Dans la matinée d’hier, les enregistrements ont été régulièrement effectués par les différentes compagnies aériennes africaines. Mais les embarquements n’ont pas été effectués. Les heures prévues pour le départ des vols ayant débordé, les passagers des différents vols ont été informés de l’impossibilité des vols à destination du Gabon d’embarquer. « Dans ces conditions, aucun avion à destination du Gabon ne peut décoller », affirme un agent des Aéroports du Cameroun (Adc). Une situation qui a mis dans tous leurs états les passagers concernés. Certains ne savaient plus à quel saint se vouer. «Je ne connais personne à Douala ; ils ne veulent pas nous prendre en charge. Je vais chercher un hôtel le plus moins cher pour me loger en espérant que cette situation ne va pas durer », sérine une passagère.

Où dormir ?
Les responsables des compagnies aériennes ont décliné leur responsabilité. «Nous ne pouvons pas prendre les passagers en charge, car cette situation ne dépend pas de nous, mais de l’Ascena », soutient un responsable d’une des compagnies aériennes concernées. Il ne peut dire avec exactitude la durée de cette crise, mais espère qu’elle va vite se dénouer. «Nous sommes en alerte. Dès qu’on nous signale l’arrêt de cette grève dont nous ne savons ni les tenants ni les aboutissants, nous allons immédiatement embarquer », confirme un agent de Air Mali. Jusqu’au moment où nous allions sous presse, la situation n’avait pas changé. On nous signalait même des passagers prêts à passer la nuit à l’aéroport faute de moyens pour s’héberger. «Voyez vous-même, en nous logeant à nos frais, nous ne savons pas combien de temps cette situation va durer», confie un passager.
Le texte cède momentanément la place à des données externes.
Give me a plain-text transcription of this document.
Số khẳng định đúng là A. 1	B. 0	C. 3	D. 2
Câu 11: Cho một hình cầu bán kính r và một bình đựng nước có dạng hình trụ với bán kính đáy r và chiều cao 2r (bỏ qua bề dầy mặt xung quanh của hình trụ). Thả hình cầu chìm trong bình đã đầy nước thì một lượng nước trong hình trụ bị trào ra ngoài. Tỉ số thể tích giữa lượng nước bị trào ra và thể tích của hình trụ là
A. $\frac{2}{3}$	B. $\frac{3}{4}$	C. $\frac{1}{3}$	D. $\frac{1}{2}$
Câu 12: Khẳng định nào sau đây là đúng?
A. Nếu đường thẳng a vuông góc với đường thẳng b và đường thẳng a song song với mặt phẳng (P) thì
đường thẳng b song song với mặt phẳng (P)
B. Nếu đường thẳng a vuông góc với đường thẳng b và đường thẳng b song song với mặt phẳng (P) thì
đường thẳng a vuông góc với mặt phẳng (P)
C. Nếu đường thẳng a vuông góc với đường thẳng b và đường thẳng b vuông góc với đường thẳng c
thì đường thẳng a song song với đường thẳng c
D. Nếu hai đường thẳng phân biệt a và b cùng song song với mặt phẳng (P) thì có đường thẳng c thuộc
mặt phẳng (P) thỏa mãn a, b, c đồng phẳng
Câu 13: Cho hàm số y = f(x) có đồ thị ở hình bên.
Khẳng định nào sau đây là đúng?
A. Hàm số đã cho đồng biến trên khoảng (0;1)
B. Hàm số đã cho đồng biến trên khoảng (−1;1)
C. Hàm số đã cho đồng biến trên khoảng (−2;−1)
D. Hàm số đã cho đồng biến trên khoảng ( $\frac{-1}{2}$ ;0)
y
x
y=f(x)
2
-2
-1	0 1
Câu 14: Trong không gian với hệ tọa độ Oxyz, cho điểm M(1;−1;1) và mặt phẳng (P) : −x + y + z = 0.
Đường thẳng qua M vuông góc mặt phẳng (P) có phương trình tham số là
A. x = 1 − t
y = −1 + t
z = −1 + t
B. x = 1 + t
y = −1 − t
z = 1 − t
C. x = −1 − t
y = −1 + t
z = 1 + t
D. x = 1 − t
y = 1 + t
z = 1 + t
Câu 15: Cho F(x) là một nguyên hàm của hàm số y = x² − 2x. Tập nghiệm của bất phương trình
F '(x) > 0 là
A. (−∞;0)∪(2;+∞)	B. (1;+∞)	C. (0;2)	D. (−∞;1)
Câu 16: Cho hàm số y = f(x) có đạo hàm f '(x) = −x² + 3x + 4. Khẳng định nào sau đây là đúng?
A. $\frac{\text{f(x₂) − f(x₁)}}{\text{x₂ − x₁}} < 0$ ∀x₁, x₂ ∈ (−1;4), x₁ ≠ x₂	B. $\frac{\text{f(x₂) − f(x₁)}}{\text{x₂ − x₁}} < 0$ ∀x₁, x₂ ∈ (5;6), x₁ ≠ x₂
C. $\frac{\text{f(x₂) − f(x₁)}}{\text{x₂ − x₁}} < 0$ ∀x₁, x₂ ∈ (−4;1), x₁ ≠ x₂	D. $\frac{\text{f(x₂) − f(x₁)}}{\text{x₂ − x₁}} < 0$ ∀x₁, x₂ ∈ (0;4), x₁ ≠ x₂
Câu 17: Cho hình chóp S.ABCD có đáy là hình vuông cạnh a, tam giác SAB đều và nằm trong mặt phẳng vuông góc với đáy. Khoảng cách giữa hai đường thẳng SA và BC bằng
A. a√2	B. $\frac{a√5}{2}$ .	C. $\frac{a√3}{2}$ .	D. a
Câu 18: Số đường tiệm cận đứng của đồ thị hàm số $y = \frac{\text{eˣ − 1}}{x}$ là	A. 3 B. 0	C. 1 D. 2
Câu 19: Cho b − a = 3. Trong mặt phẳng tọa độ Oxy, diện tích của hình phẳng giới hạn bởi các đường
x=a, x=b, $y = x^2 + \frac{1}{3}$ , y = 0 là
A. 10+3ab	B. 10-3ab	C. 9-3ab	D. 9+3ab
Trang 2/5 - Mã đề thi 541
La crise qui secoue l’Ascena date de plusieurs mois. On se souvient qu’il y a deux mois le Sénégal qui abrite le siège menaçait de quitter cet organisme. En revanche, Madagascar a mis sa menace de retrait en exécution. La 48e session de la réunion des ministres de tutelle de l’Ascena qui s’est tenue à Malabo du 11 au 12 juillet 2008 semblait avoir aplani les divergences à l’origine de cette crise. La situation de l’Agence était le principal point des discussions. Le Sénégal qui a pris part à ses assises a affirmé son intention de rester dans la famille Ascena. Par ailleurs, les pays membres ont demandé au Sénégal de cesser ses menaces contres les personnels du siège.